God takes the hopeless mess of our lives and changes it by forgiving our sin: not just the harmful choices we’ve made, the mean words we’ve said!  Our living without God, our focusing our plans and goals and passions elsewhere, our deepest commitment elsewhere.  Sin is making God an afterthought, preferring our will to God’s will, our way to God’s way, our desires, our appetites, our self-justifying rationalizations.  If it makes me happy, it can’t be that bad.  It is that bad!  Find your truest, deepest, best happiness in me, God is saying, God sends Jesus to say, God gives us the Spirit to hear, to receive, and to live.
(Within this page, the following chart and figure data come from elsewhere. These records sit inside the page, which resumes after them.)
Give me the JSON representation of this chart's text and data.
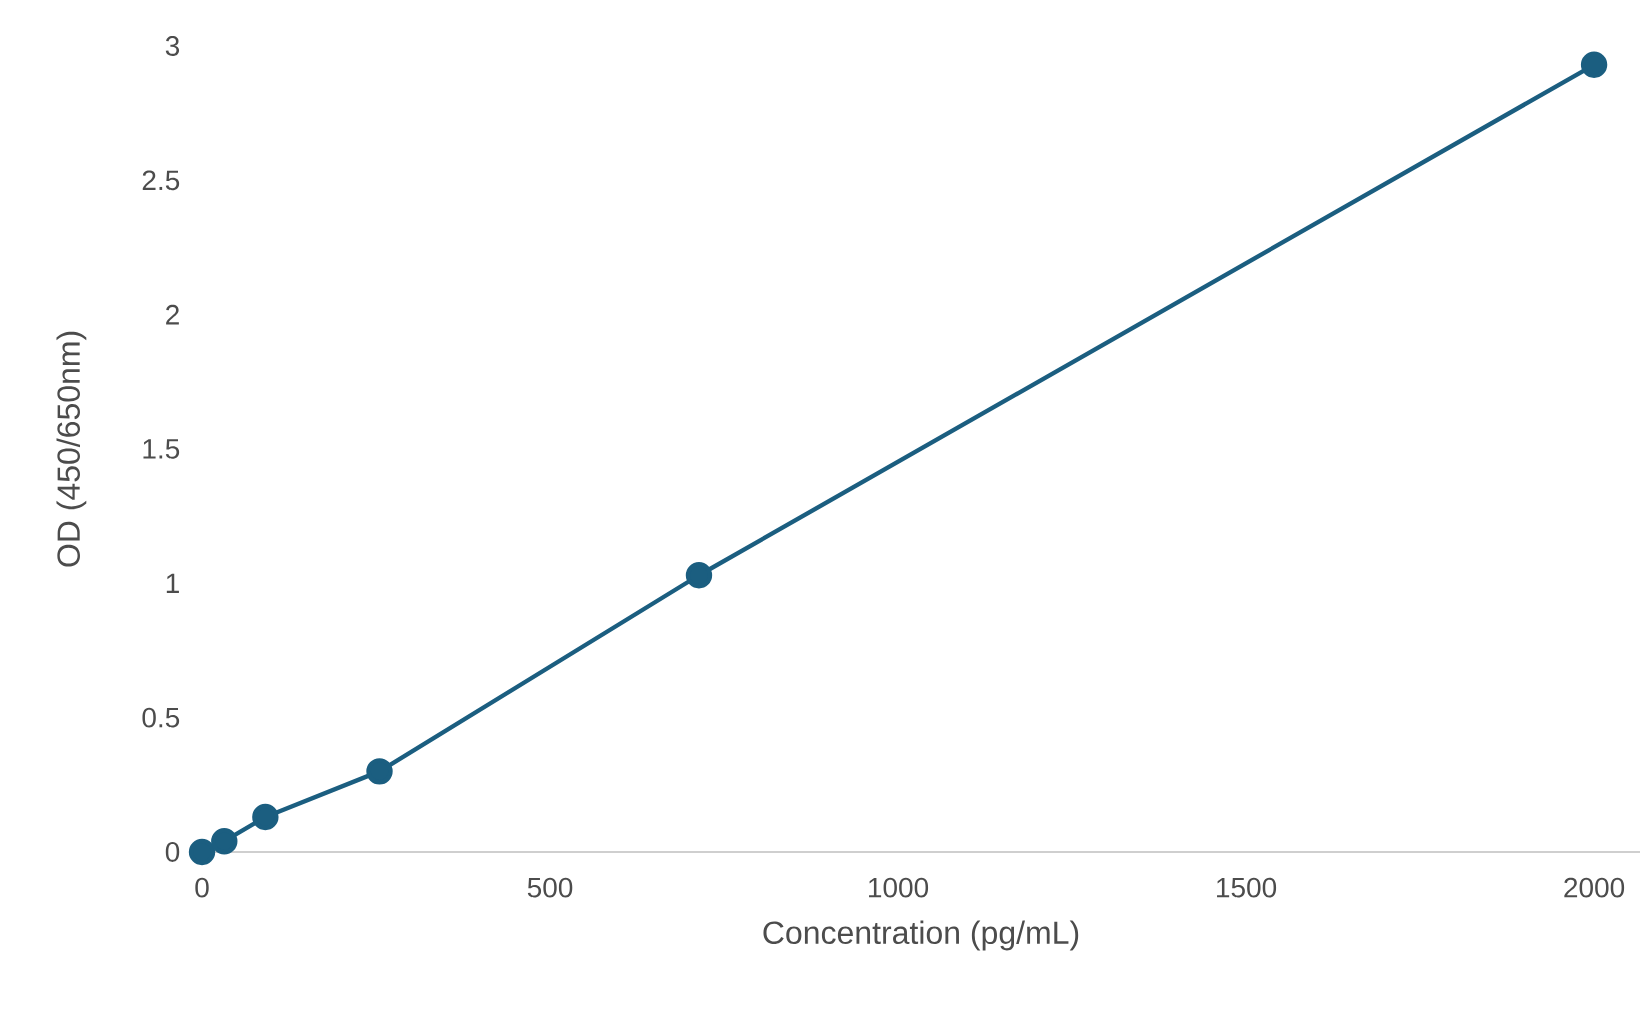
{
  "chart_data": {
    "type": "line",
    "xlabel": "Concentration (pg/mL)",
    "ylabel": "OD (450/650nm)",
    "x": [
      0,
      32,
      91,
      255,
      714,
      2000
    ],
    "series": [
      {
        "color": "#1b5e80",
        "values": [
          0,
          0.04,
          0.13,
          0.3,
          1.03,
          2.93
        ]
      }
    ],
    "xlim": [
      0,
      2066
    ],
    "ylim": [
      0,
      3
    ],
    "xticks": [
      0,
      500,
      1000,
      1500,
      2000
    ],
    "yticks": [
      0,
      0.5,
      1,
      1.5,
      2,
      2.5,
      3
    ],
    "grid": false,
    "marker": "circle",
    "line_style": "solid"
  }
}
God changes us.  It’s not our external, physical, material, social, or political circumstances that change but we who are changed—God changes us by taking hold of us in Christ and pulling us to Himself in the Spirit, blessing us with strength, light, purity, peace, joy, love, life.

God fulfills His Word, His promise, in our hearing.  Hear.  Help others to hear.  Jesus came to die, yes.  He came to heal, yes.  Jesus came to proclaim.

And to Jesus Christ, who loves us and freed us from our sins by his blood, and made us to be a kingdom, priests of his God and Father, to him be glory and dominion forever and ever.